The Roku Channel is an ad-supported streaming service with thousands of free movies and TV shows, and hundreds of free live channels for news, sports, and entertainment. In the past, Roku exclusively licensed content from other publishers, but it started adding original content to the mix last year, and the early results are encouraging. The Roku Chanel ranked among the top-five channels on the platform in the U.S. in the first and second quarters this year.

Going forward, Roku sees its ad-supported service as the foundation of a powerful network effect. As strong viewer engagement drives ad revenue growth, Roku's ability to license and produce great content will improve. And as The Roku Channel becomes a source of top-tier content, its ability to engage viewers and generate ad revenue should improve.

More broadly, Roku's competitive advantage currently boils down to brand authority, but The Roku Channel could solidify its market position by making the platform a destination for great content. Investors should pay attention to its progress on that front.

Roku OneView and Roku Pay

Roku acquired ad-buying platform dataxu in 2019 and rebranded it as OneView. This product allows marketers to run targeted campaigns across CTV, desktop, and mobile devices.

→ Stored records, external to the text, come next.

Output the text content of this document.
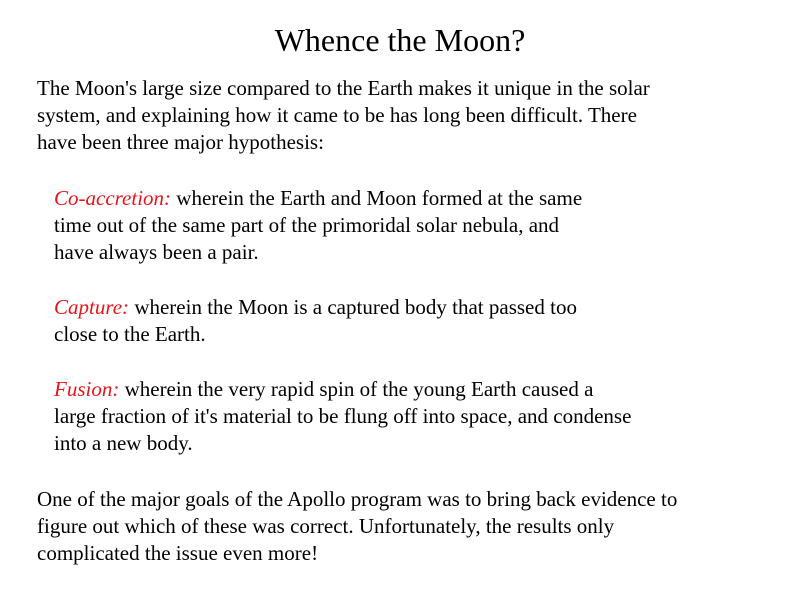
Whence the Moon?

The Moon's large size compared to the Earth makes it unique in the solar
system, and explaining how it came to be has long been difficult. There
have been three major hypothesis:

Co-accretion: wherein the Earth and Moon formed at the same
time out of the same part of the primoridal solar nebula, and
have always been a pair.

Capture: wherein the Moon is a captured body that passed too
close to the Earth.

Fusion: wherein the very rapid spin of the young Earth caused a
large fraction of it's material to be flung off into space, and condense
into a new body.

One of the major goals of the Apollo program was to bring back evidence to
figure out which of these was correct. Unfortunately, the results only
complicated the issue even more!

In other words, OneView allows Roku to monetize digital ad transactions even when it does not own the content and when that content does not appear on its platform.

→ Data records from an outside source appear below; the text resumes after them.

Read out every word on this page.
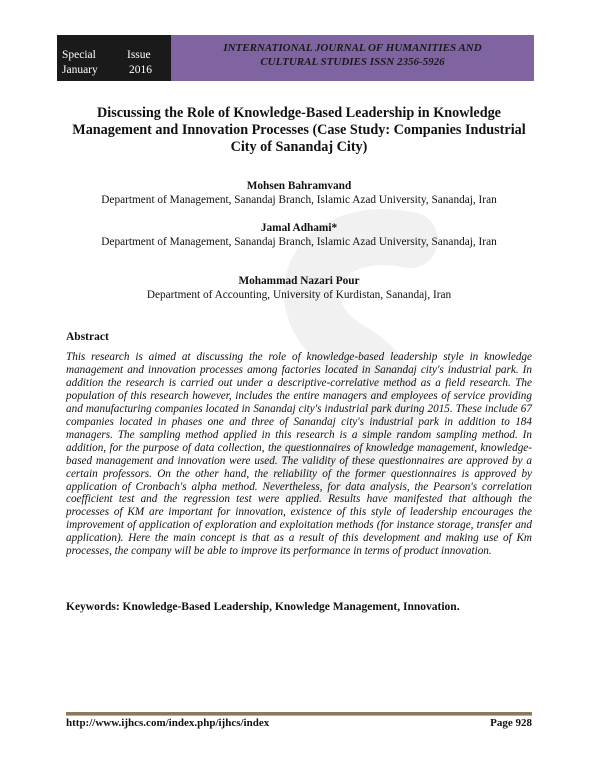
Special	Issue
January	2016
INTERNATIONAL JOURNAL OF HUMANITIES AND
CULTURAL STUDIES ISSN 2356-5926
Discussing the Role of Knowledge-Based Leadership in Knowledge
Management and Innovation Processes (Case Study: Companies Industrial
City of Sanandaj City)
Mohsen Bahramvand
Department of Management, Sanandaj Branch, Islamic Azad University, Sanandaj, Iran
Jamal Adhami*
Department of Management, Sanandaj Branch, Islamic Azad University, Sanandaj, Iran
Mohammad Nazari Pour
Department of Accounting, University of Kurdistan, Sanandaj, Iran
Abstract
This research is aimed at discussing the role of knowledge-based leadership style in knowledge management and innovation processes among factories located in Sanandaj city's industrial park. In addition the research is carried out under a descriptive-correlative method as a field research. The population of this research however, includes the entire managers and employees of service providing and manufacturing companies located in Sanandaj city's industrial park during 2015. These include 67 companies located in phases one and three of Sanandaj city's industrial park in addition to 184 managers. The sampling method applied in this research is a simple random sampling method. In addition, for the purpose of data collection, the questionnaires of knowledge management, knowledge-based management and innovation were used. The validity of these questionnaires are approved by a certain professors. On the other hand, the reliability of the former questionnaires is approved by application of Cronbach's alpha method. Nevertheless, for data analysis, the Pearson's correlation coefficient test and the regression test were applied. Results have manifested that although the processes of KM are important for innovation, existence of this style of leadership encourages the improvement of application of exploration and exploitation methods (for instance storage, transfer and application). Here the main concept is that as a result of this development and making use of Km processes, the company will be able to improve its performance in terms of product innovation.
Keywords: Knowledge-Based Leadership, Knowledge Management, Innovation.
http://www.ijhcs.com/index.php/ijhcs/index	Page 928
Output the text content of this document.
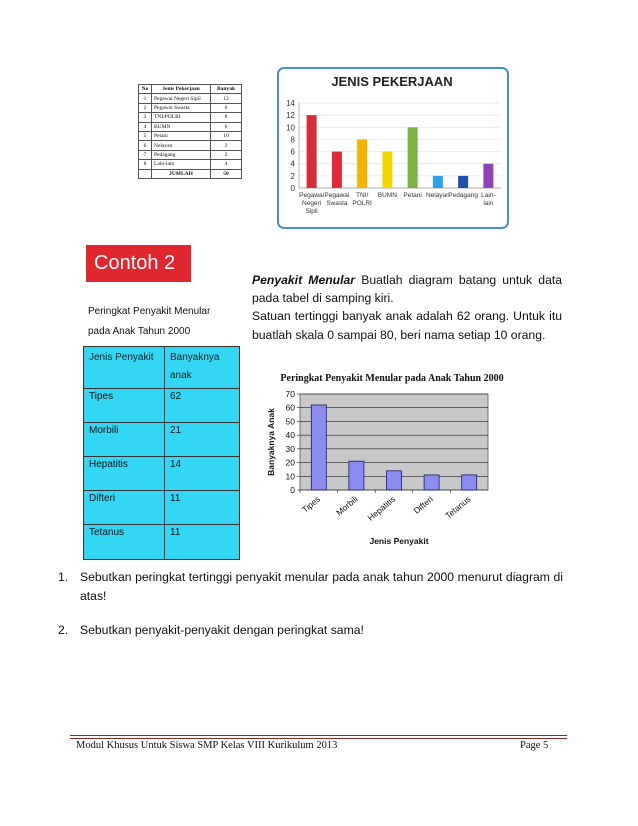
No	Jenis Pekerjaan	Banyak
1	Pegawai Negeri Sipil	12
2	Pegawai Swasta	6
3	TNI/POLRI	8
4	BUMN	6
5	Petani	10
6	Nelayan	2
7	Pedagang	2
8	Lain-lain	4
	JUMLAH	50
JENIS PEKERJAAN
0
2
4
6
8
10
12
14
Pegawai Negeri Sipil
Pegawai Swasta
TNI/ POLRI
BUMN Petani Nelayan
Pedagang Lain-lain
Contoh 2
Peringkat Penyakit Menular
pada Anak Tahun 2000
Jenis Penyakit	Banyaknya anak
Tipes	62
Morbili	21
Hepatitis	14
Difteri	11
Tetanus	11
Penyakit Menular Buatlah diagram batang untuk data pada tabel di samping kiri.
Satuan tertinggi banyak anak adalah 62 orang. Untuk itu buatlah skala 0 sampai 80, beri nama setiap 10 orang.
Peringkat Penyakit Menular pada Anak Tahun 2000
0
10
20
30
40
50
60
70
Banyaknya Anak
Tipes Morbili Hepatitis Difteri Tetanus
Jenis Penyakit
1. Sebutkan peringkat tertinggi penyakit menular pada anak tahun 2000 menurut diagram di atas!
2. Sebutkan penyakit-penyakit dengan peringkat sama!
Modul Khusus Untuk Siswa SMP Kelas VIII Kurikulum 2013	Page 5
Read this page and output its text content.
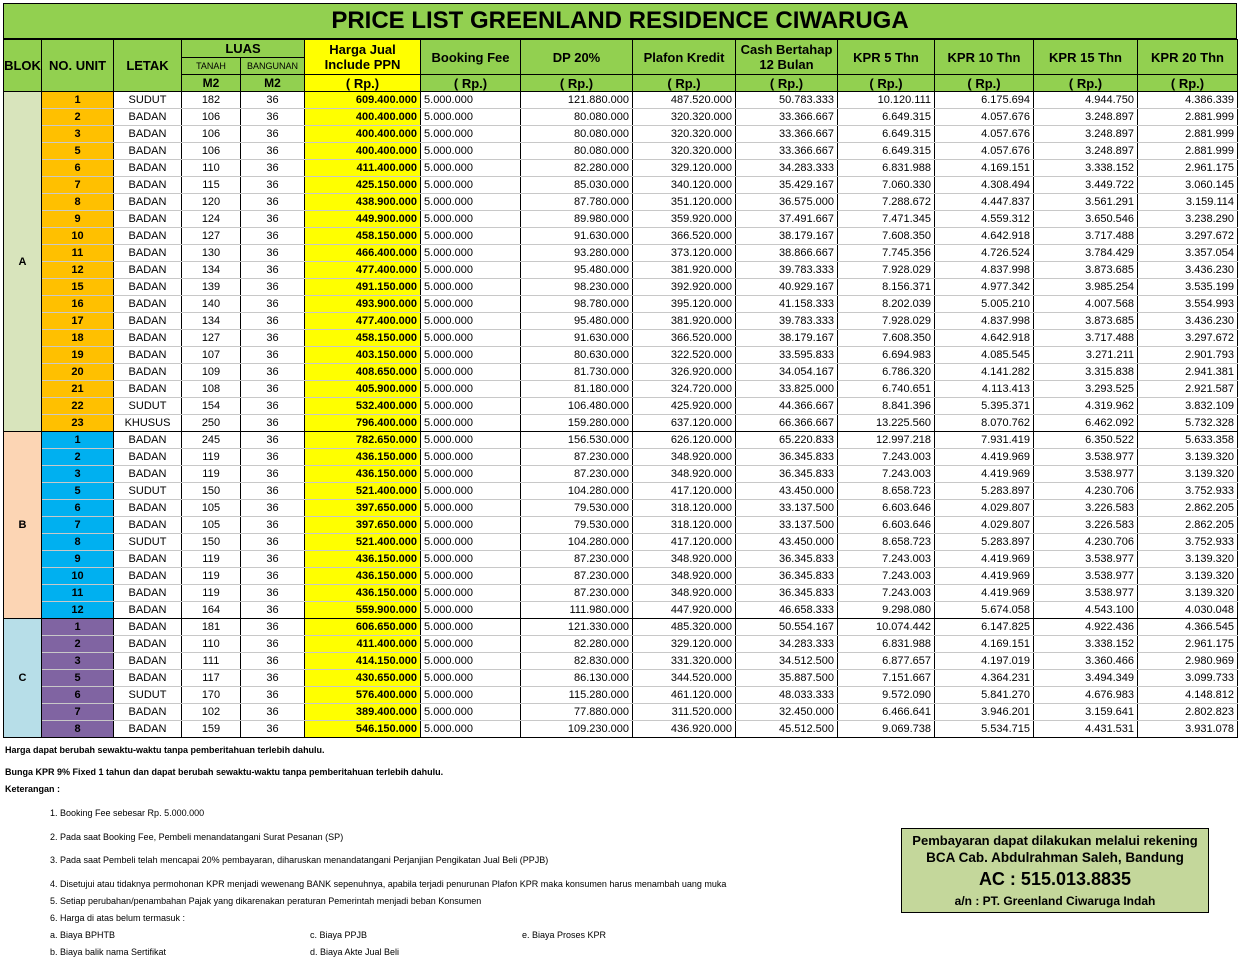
PRICE LIST GREENLAND RESIDENCE CIWARUGA
BLOK	NO. UNIT	LETAK	LUAS		Harga Jual
Include PPN	Booking Fee	DP 20%	Plafon Kredit	Cash Bertahap
12 Bulan	KPR 5 Thn	KPR 10 Thn	KPR 15 Thn	KPR 20 Thn
			TANAH	BANGUNAN									
			M2	M2	( Rp.)	( Rp.)	( Rp.)	( Rp.)	( Rp.)	( Rp.)	( Rp.)	( Rp.)	( Rp.)
A	1	SUDUT	182	36	609.400.000	5.000.000	121.880.000	487.520.000	50.783.333	10.120.111	6.175.694	4.944.750	4.386.339
	2	BADAN	106	36	400.400.000	5.000.000	80.080.000	320.320.000	33.366.667	6.649.315	4.057.676	3.248.897	2.881.999
	3	BADAN	106	36	400.400.000	5.000.000	80.080.000	320.320.000	33.366.667	6.649.315	4.057.676	3.248.897	2.881.999
	5	BADAN	106	36	400.400.000	5.000.000	80.080.000	320.320.000	33.366.667	6.649.315	4.057.676	3.248.897	2.881.999
	6	BADAN	110	36	411.400.000	5.000.000	82.280.000	329.120.000	34.283.333	6.831.988	4.169.151	3.338.152	2.961.175
	7	BADAN	115	36	425.150.000	5.000.000	85.030.000	340.120.000	35.429.167	7.060.330	4.308.494	3.449.722	3.060.145
	8	BADAN	120	36	438.900.000	5.000.000	87.780.000	351.120.000	36.575.000	7.288.672	4.447.837	3.561.291	3.159.114
	9	BADAN	124	36	449.900.000	5.000.000	89.980.000	359.920.000	37.491.667	7.471.345	4.559.312	3.650.546	3.238.290
	10	BADAN	127	36	458.150.000	5.000.000	91.630.000	366.520.000	38.179.167	7.608.350	4.642.918	3.717.488	3.297.672
	11	BADAN	130	36	466.400.000	5.000.000	93.280.000	373.120.000	38.866.667	7.745.356	4.726.524	3.784.429	3.357.054
	12	BADAN	134	36	477.400.000	5.000.000	95.480.000	381.920.000	39.783.333	7.928.029	4.837.998	3.873.685	3.436.230
	15	BADAN	139	36	491.150.000	5.000.000	98.230.000	392.920.000	40.929.167	8.156.371	4.977.342	3.985.254	3.535.199
	16	BADAN	140	36	493.900.000	5.000.000	98.780.000	395.120.000	41.158.333	8.202.039	5.005.210	4.007.568	3.554.993
	17	BADAN	134	36	477.400.000	5.000.000	95.480.000	381.920.000	39.783.333	7.928.029	4.837.998	3.873.685	3.436.230
	18	BADAN	127	36	458.150.000	5.000.000	91.630.000	366.520.000	38.179.167	7.608.350	4.642.918	3.717.488	3.297.672
	19	BADAN	107	36	403.150.000	5.000.000	80.630.000	322.520.000	33.595.833	6.694.983	4.085.545	3.271.211	2.901.793
	20	BADAN	109	36	408.650.000	5.000.000	81.730.000	326.920.000	34.054.167	6.786.320	4.141.282	3.315.838	2.941.381
	21	BADAN	108	36	405.900.000	5.000.000	81.180.000	324.720.000	33.825.000	6.740.651	4.113.413	3.293.525	2.921.587
	22	SUDUT	154	36	532.400.000	5.000.000	106.480.000	425.920.000	44.366.667	8.841.396	5.395.371	4.319.962	3.832.109
	23	KHUSUS	250	36	796.400.000	5.000.000	159.280.000	637.120.000	66.366.667	13.225.560	8.070.762	6.462.092	5.732.328
B	1	BADAN	245	36	782.650.000	5.000.000	156.530.000	626.120.000	65.220.833	12.997.218	7.931.419	6.350.522	5.633.358
	2	BADAN	119	36	436.150.000	5.000.000	87.230.000	348.920.000	36.345.833	7.243.003	4.419.969	3.538.977	3.139.320
	3	BADAN	119	36	436.150.000	5.000.000	87.230.000	348.920.000	36.345.833	7.243.003	4.419.969	3.538.977	3.139.320
	5	SUDUT	150	36	521.400.000	5.000.000	104.280.000	417.120.000	43.450.000	8.658.723	5.283.897	4.230.706	3.752.933
	6	BADAN	105	36	397.650.000	5.000.000	79.530.000	318.120.000	33.137.500	6.603.646	4.029.807	3.226.583	2.862.205
	7	BADAN	105	36	397.650.000	5.000.000	79.530.000	318.120.000	33.137.500	6.603.646	4.029.807	3.226.583	2.862.205
	8	SUDUT	150	36	521.400.000	5.000.000	104.280.000	417.120.000	43.450.000	8.658.723	5.283.897	4.230.706	3.752.933
	9	BADAN	119	36	436.150.000	5.000.000	87.230.000	348.920.000	36.345.833	7.243.003	4.419.969	3.538.977	3.139.320
	10	BADAN	119	36	436.150.000	5.000.000	87.230.000	348.920.000	36.345.833	7.243.003	4.419.969	3.538.977	3.139.320
	11	BADAN	119	36	436.150.000	5.000.000	87.230.000	348.920.000	36.345.833	7.243.003	4.419.969	3.538.977	3.139.320
	12	BADAN	164	36	559.900.000	5.000.000	111.980.000	447.920.000	46.658.333	9.298.080	5.674.058	4.543.100	4.030.048
C	1	BADAN	181	36	606.650.000	5.000.000	121.330.000	485.320.000	50.554.167	10.074.442	6.147.825	4.922.436	4.366.545
	2	BADAN	110	36	411.400.000	5.000.000	82.280.000	329.120.000	34.283.333	6.831.988	4.169.151	3.338.152	2.961.175
	3	BADAN	111	36	414.150.000	5.000.000	82.830.000	331.320.000	34.512.500	6.877.657	4.197.019	3.360.466	2.980.969
	5	BADAN	117	36	430.650.000	5.000.000	86.130.000	344.520.000	35.887.500	7.151.667	4.364.231	3.494.349	3.099.733
	6	SUDUT	170	36	576.400.000	5.000.000	115.280.000	461.120.000	48.033.333	9.572.090	5.841.270	4.676.983	4.148.812
	7	BADAN	102	36	389.400.000	5.000.000	77.880.000	311.520.000	32.450.000	6.466.641	3.946.201	3.159.641	2.802.823
	8	BADAN	159	36	546.150.000	5.000.000	109.230.000	436.920.000	45.512.500	9.069.738	5.534.715	4.431.531	3.931.078
Harga dapat berubah sewaktu-waktu tanpa pemberitahuan terlebih dahulu.
Bunga KPR 9% Fixed 1 tahun dan dapat berubah sewaktu-waktu tanpa pemberitahuan terlebih dahulu.
Keterangan :
1. Booking Fee sebesar Rp. 5.000.000
2. Pada saat Booking Fee, Pembeli menandatangani Surat Pesanan (SP)
3. Pada saat Pembeli telah mencapai 20% pembayaran, diharuskan menandatangani Perjanjian Pengikatan Jual Beli (PPJB)
4. Disetujui atau tidaknya permohonan KPR menjadi wewenang BANK sepenuhnya, apabila terjadi penurunan Plafon KPR maka konsumen harus menambah uang muka
5. Setiap perubahan/penambahan Pajak yang dikarenakan peraturan Pemerintah menjadi beban Konsumen
6. Harga di atas belum termasuk :
a. Biaya BPHTB
b. Biaya balik nama Sertifikat
c. Biaya PPJB
d. Biaya Akte Jual Beli
e. Biaya Proses KPR
Pembayaran dapat dilakukan melalui rekening
BCA Cab. Abdulrahman Saleh, Bandung
AC : 515.013.8835
a/n : PT. Greenland Ciwaruga Indah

Roku Pay processes transactions when viewers purchase premium content and subscription services, allowing Roku to take a cut of payment volume. But the company is putting the payment tool to more innovative uses. In June, Roku announced a partnership with Walmart that will bring shoppable ads to the platform, meaning viewers will soon be able to purchase products directly from ads that appear on the screen. If successful, Roku could literally revolutionize the TV ad industry.

Roku stock is a screaming buy

Macroeconomic headwinds have weighed on Roku over the past year. Consumers have cut back on discretionary purchases like smart TVs in response to high inflation, and brands have cut their ad budgets to account for softness in consumer spending. That led to disappointing financial results in the second quarter. Revenue climbed just 18% to $764 million, and the company posted a non-GAAP EBITDA loss of $12 million, down from a profit of $122 million in the prior year.

That weakness has spooked many investors, and the stock has plunged 85% from its all-time high. But growth should reaccelerate as the economic environment improves, and the long-term investment thesis is still intact. Roku is still the most popular streaming platform as measured by viewing time and total devices, meaning the company is already an important player in the CTV ad market. But continued investments in The Roku Channel and Roku Pay could further cement its market leadership and drive tremendous returns for shareholders.

Currently, shares trade for an inexpensive 3.3 times sales -- an absolute bargain compared to the three-year average of 14.9. Given the potential upside, this growth stock is a screaming buy.